The Discontented Shepherd.

IN a quiet valley there once dwelt a shepherd, who led a peaceful, happy life. He had large flocks, from whose fleecy backs the wool was regularly shorn, and sold to the merchants; and the merchants paid him money, with which he bought all things needful for health and bodily comfort.

One day the shepherd drove his flocks to the sea-side, and as he looked abroad upon the great expanse of water, and saw the ships moving over its surface, he felt, for the first time, discontented with his lot. A desire to see the world took possession of his mind.

“I will no longer shut myself up in this[82] narrow valley,” he said. “I will become a merchant. I will pass over the wide sea, and go among the people of many lands.”

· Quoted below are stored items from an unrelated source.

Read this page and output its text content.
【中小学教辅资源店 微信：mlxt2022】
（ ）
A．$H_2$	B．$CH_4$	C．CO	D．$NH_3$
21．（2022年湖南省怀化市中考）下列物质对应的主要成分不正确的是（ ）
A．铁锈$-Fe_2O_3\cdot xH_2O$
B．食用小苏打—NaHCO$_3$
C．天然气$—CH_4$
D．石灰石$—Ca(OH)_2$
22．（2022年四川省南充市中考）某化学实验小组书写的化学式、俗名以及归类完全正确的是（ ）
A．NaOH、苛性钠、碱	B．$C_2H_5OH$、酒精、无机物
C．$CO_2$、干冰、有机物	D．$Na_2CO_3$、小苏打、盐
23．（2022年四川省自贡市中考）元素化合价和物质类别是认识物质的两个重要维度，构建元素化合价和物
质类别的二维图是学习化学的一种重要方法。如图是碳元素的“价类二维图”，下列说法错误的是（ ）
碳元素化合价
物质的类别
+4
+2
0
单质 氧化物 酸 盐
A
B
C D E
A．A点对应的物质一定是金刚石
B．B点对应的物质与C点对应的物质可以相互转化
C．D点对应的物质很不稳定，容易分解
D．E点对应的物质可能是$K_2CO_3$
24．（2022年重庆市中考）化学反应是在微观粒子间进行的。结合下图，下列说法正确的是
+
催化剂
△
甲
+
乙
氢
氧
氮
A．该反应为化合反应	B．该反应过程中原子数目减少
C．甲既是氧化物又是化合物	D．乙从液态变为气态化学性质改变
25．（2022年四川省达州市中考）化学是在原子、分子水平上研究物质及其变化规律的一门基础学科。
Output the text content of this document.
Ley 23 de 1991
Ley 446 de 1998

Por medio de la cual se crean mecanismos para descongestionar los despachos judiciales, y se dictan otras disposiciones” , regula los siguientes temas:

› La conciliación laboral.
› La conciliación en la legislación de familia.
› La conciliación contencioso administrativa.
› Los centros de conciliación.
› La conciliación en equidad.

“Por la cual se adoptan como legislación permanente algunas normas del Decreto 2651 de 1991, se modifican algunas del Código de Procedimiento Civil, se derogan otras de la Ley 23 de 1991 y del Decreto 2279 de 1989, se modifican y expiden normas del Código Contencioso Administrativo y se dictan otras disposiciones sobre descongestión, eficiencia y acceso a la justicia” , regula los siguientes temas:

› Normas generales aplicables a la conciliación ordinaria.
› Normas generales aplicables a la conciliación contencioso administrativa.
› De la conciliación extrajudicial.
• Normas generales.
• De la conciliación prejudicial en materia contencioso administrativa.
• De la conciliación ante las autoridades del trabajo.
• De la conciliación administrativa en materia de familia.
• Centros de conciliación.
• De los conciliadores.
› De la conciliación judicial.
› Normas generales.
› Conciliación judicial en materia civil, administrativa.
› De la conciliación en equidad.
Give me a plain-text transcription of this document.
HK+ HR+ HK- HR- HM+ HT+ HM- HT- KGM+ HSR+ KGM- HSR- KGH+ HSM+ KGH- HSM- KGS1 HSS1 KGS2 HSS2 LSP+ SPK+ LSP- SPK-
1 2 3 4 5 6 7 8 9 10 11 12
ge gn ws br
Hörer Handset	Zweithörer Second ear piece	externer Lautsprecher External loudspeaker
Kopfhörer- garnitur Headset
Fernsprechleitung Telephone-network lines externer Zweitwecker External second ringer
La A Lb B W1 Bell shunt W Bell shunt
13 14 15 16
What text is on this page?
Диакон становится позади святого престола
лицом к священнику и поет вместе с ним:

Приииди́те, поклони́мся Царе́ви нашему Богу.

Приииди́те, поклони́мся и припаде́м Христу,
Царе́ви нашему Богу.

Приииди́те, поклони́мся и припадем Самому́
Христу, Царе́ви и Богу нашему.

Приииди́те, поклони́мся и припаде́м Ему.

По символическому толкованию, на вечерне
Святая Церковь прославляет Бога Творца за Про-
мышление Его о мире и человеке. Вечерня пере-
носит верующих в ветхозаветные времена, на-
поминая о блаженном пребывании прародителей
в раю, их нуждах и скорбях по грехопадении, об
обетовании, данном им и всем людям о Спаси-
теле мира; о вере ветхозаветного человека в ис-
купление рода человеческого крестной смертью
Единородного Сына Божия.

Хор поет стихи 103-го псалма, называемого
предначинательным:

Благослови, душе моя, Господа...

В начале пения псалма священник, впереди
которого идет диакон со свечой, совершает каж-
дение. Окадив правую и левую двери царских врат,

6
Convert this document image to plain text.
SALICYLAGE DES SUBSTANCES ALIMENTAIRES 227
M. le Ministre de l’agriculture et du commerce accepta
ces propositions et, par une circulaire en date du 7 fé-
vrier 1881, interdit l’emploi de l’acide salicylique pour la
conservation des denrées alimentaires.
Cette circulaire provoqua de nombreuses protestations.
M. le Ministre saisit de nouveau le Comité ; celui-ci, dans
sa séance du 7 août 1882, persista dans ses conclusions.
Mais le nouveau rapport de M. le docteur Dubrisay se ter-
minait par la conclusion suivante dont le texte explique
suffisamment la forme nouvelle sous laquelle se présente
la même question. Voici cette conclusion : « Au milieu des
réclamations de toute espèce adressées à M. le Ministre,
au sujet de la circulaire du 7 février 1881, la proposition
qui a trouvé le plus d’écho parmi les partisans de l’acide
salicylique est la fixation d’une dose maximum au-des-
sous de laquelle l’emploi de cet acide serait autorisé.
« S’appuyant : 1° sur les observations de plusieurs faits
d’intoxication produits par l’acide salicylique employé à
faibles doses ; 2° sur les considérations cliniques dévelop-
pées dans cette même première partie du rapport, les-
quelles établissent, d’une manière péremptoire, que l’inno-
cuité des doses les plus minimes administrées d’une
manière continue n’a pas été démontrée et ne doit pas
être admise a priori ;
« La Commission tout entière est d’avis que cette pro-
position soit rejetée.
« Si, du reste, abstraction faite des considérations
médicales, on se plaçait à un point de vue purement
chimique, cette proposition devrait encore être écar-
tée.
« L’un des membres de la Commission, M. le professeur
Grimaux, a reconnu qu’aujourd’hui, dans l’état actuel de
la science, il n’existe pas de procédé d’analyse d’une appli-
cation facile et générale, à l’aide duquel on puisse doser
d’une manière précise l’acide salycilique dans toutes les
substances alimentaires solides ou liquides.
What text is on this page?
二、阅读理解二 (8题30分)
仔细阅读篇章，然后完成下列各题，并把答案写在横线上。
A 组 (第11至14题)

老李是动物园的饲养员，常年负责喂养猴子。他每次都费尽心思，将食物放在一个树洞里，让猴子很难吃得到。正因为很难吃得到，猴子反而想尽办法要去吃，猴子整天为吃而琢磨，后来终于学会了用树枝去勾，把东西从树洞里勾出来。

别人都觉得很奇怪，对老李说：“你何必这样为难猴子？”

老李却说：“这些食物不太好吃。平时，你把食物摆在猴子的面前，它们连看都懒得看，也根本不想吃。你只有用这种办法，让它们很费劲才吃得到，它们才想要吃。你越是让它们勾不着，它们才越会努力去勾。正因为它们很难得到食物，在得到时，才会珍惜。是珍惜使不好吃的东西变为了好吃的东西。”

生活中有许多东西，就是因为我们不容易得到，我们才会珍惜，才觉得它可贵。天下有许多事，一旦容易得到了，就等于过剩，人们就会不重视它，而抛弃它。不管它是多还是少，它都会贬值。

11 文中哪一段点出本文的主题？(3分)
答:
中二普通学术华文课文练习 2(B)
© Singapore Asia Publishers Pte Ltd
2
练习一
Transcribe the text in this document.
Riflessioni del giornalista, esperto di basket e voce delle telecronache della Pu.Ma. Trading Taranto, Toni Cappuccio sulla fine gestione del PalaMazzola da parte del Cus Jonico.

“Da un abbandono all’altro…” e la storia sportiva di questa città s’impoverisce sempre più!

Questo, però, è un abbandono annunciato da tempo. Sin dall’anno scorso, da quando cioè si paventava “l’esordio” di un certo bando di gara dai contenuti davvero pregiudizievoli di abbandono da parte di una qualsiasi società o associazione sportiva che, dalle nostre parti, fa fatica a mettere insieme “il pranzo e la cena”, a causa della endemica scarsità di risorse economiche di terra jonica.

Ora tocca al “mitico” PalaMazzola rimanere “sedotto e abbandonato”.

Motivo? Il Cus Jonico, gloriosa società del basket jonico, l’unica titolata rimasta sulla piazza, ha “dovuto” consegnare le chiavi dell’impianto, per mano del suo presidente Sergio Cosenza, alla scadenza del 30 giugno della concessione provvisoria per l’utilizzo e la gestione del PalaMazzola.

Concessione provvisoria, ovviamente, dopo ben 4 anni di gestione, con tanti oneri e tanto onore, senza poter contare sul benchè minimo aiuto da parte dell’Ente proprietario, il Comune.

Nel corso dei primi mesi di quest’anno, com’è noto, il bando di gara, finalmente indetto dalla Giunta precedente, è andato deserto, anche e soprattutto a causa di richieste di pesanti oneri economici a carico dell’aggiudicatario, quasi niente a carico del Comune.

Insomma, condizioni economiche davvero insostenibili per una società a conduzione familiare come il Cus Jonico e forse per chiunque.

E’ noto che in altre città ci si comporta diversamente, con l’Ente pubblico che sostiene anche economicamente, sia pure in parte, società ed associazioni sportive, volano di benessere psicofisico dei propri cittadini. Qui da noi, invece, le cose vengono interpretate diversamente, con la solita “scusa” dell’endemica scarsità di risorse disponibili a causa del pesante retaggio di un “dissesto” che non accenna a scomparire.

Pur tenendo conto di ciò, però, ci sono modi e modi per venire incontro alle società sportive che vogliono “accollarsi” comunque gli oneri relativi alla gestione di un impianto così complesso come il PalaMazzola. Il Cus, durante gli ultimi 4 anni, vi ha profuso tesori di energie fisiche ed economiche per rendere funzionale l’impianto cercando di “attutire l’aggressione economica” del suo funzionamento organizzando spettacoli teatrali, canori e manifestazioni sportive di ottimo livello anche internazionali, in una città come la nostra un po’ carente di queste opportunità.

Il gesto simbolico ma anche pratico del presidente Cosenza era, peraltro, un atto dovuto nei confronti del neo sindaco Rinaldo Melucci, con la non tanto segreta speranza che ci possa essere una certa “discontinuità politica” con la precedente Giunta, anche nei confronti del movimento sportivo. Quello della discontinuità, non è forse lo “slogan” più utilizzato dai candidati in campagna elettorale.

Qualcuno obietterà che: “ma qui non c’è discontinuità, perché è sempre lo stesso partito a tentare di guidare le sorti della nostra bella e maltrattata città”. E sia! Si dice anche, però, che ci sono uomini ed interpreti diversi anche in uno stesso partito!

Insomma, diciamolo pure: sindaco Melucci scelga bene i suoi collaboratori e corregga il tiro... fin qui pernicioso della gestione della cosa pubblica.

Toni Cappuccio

So the shepherd sold his flocks, and with the money bought merchandise, which he placed in a ship, and started for a distant country. During the first day after leaving the land, he could do little else but admire the wonderful ocean upon whose surface he was sailing, and think how happy he was at having escaped the dull life of a shepherd in an unknown vale. But on the second day after leaving the land, the motion of the ship made him very sick. He could no longer enjoy the great expanse of ocean and sky spread out above and around him, but had to remain in the cabin, unable even to lift his head from his pillow. As he lay sick in the dark, narrow cabin, filled with polluted air, he thought of the green shady places, cool refreshing streams, and pure air of his native valley, and, for the first time, he repented of what he had done.

It was more than a week before the shepherd could go upon deck, and feel pleasure in the sky and ocean as he had done at first.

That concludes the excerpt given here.